Y'know, the one she sorta claims she received from a friend that included a passage that she used in her column, but turned out to be lifted from Josh Marshall's Talking Points Memo. I say 'sorta' because so far Dowd has been incredibly unclear about the specifics that led to the obvious plagiarism. And (surprise!) her Times editors don't seem to be all interested in uncovering the facts.

To recap, after it became clear Dowd used the TPM material without attribution she emailed the Huffington Post and explained [emphasis added]

josh is right. I didn't read his blog last week, and didn't have any idea he had made that point until you informed me just now. i was talking to a friend of mine Friday about what I was writing who suggested I make this point, expressing it in a cogent -- and I assumed spontaneous -- way and I wanted to weave the idea into my column.

but, clearly, my friend must have read josh marshall without mentioning that to me.
we're fixing it on the web, to give josh credit, and will include a note, as well as a formal correction tomorrow.

As Jamison noted at CF yesterday, the idea that Dowd spoke to her friend and via that conversation Dowd came up with the exact same wording that TPM had used simply is not believable. What does make some sense is the idea that a friend emailed the passage to Dowd, but in the email the friend failed to explain that the passage came from TPM and Dowd simply cut and pasted it into her column thinking she was simply cribbing from her friend.

In fact, that's what Dowd seemed to suggest in an email to Michael Calderone at Politico:

Its a friend I talk to by phone and email; I just had no idea that point was josh's; josh is now credited on the web in my column and I asked [editorial page editor Andy Rosenthal] to do another formal correction.

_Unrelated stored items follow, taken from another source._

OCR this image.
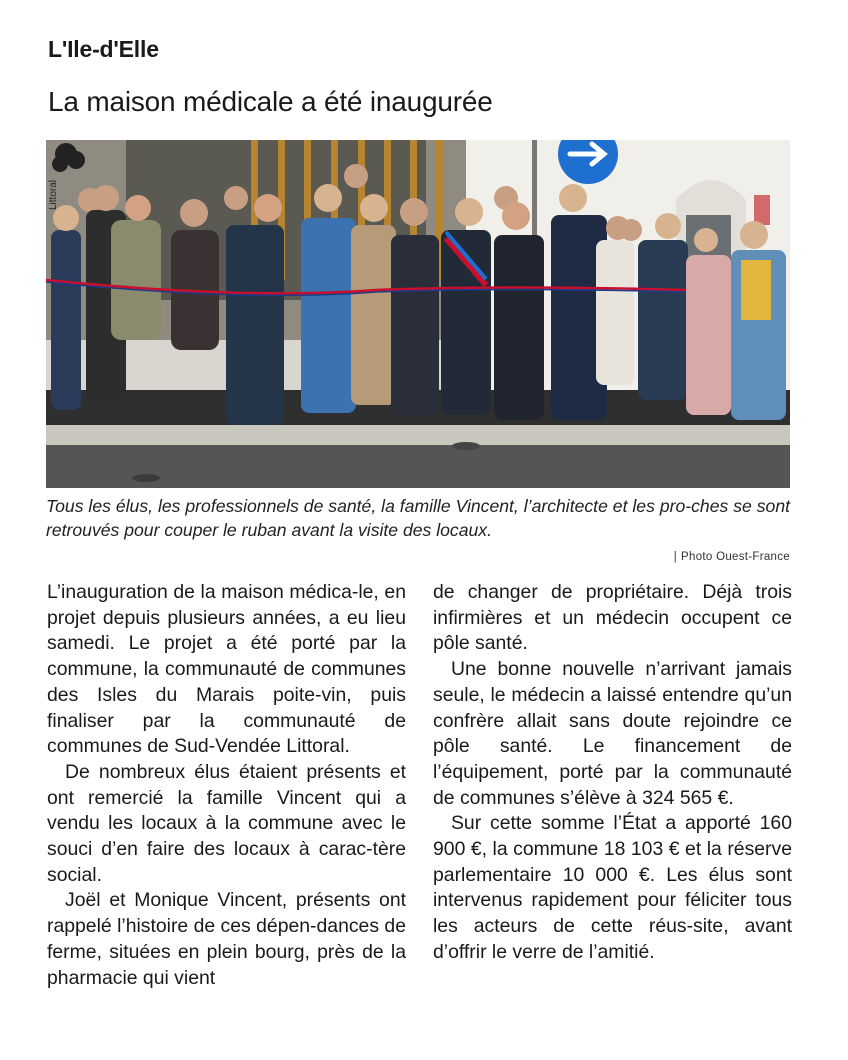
L'Ile-d'Elle
La maison médicale a été inaugurée
Littoral
Tous les élus, les professionnels de santé, la famille Vincent, l’architecte et les pro-ches se sont retrouvés pour couper le ruban avant la visite des locaux.
| Photo Ouest-France

L’inauguration de la maison médica-le, en projet depuis plusieurs années, a eu lieu samedi. Le projet a été porté par la commune, la communauté de communes des Isles du Marais poite-vin, puis finaliser par la communauté de communes de Sud-Vendée Littoral.

De nombreux élus étaient présents et ont remercié la famille Vincent qui a vendu les locaux à la commune avec le souci d’en faire des locaux à carac-tère social.

Joël et Monique Vincent, présents ont rappelé l’histoire de ces dépen-dances de ferme, situées en plein bourg, près de la pharmacie qui vient

de changer de propriétaire. Déjà trois infirmières et un médecin occupent ce pôle santé.

Une bonne nouvelle n’arrivant jamais seule, le médecin a laissé entendre qu’un confrère allait sans doute rejoindre ce pôle santé. Le financement de l’équipement, porté par la communauté de communes s’élève à 324 565 €.

Sur cette somme l’État a apporté 160 900 €, la commune 18 103 € et la réserve parlementaire 10 000 €. Les élus sont intervenus rapidement pour féliciter tous les acteurs de cette réus-site, avant d’offrir le verre de l’amitié.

And I owe him lunch.

But, Calderone asked, does that mean it's common practice for Times columnists to simply cut and paste sections of emails into their column. Calderone asked Dowd if that's what happened; if a friend had emailed her the passage. But Dowd never responded and has not answered that simple question publicly.

Of course, if it was a friend's email that caused the turmoil, than Dowd could easily produce the electronic correspondence today and confirm her story, right? So why doesn't she do that, and why don't Times editors demand that she produce it?

On the other hand, If there was no email and if Dowd lifted that passage via a conversation, well again, that simply is not a believable explanation.

UPDATE: Despite Dowd's obvious dodge, Slate thinks she's done a swell job explaining the circumstances of her mishap. Ah, life inside The Village.

UPDATE: What do y'know, the WashPost's Howard Kurtz (a media critic) also thinks what Dowd did is no big deal.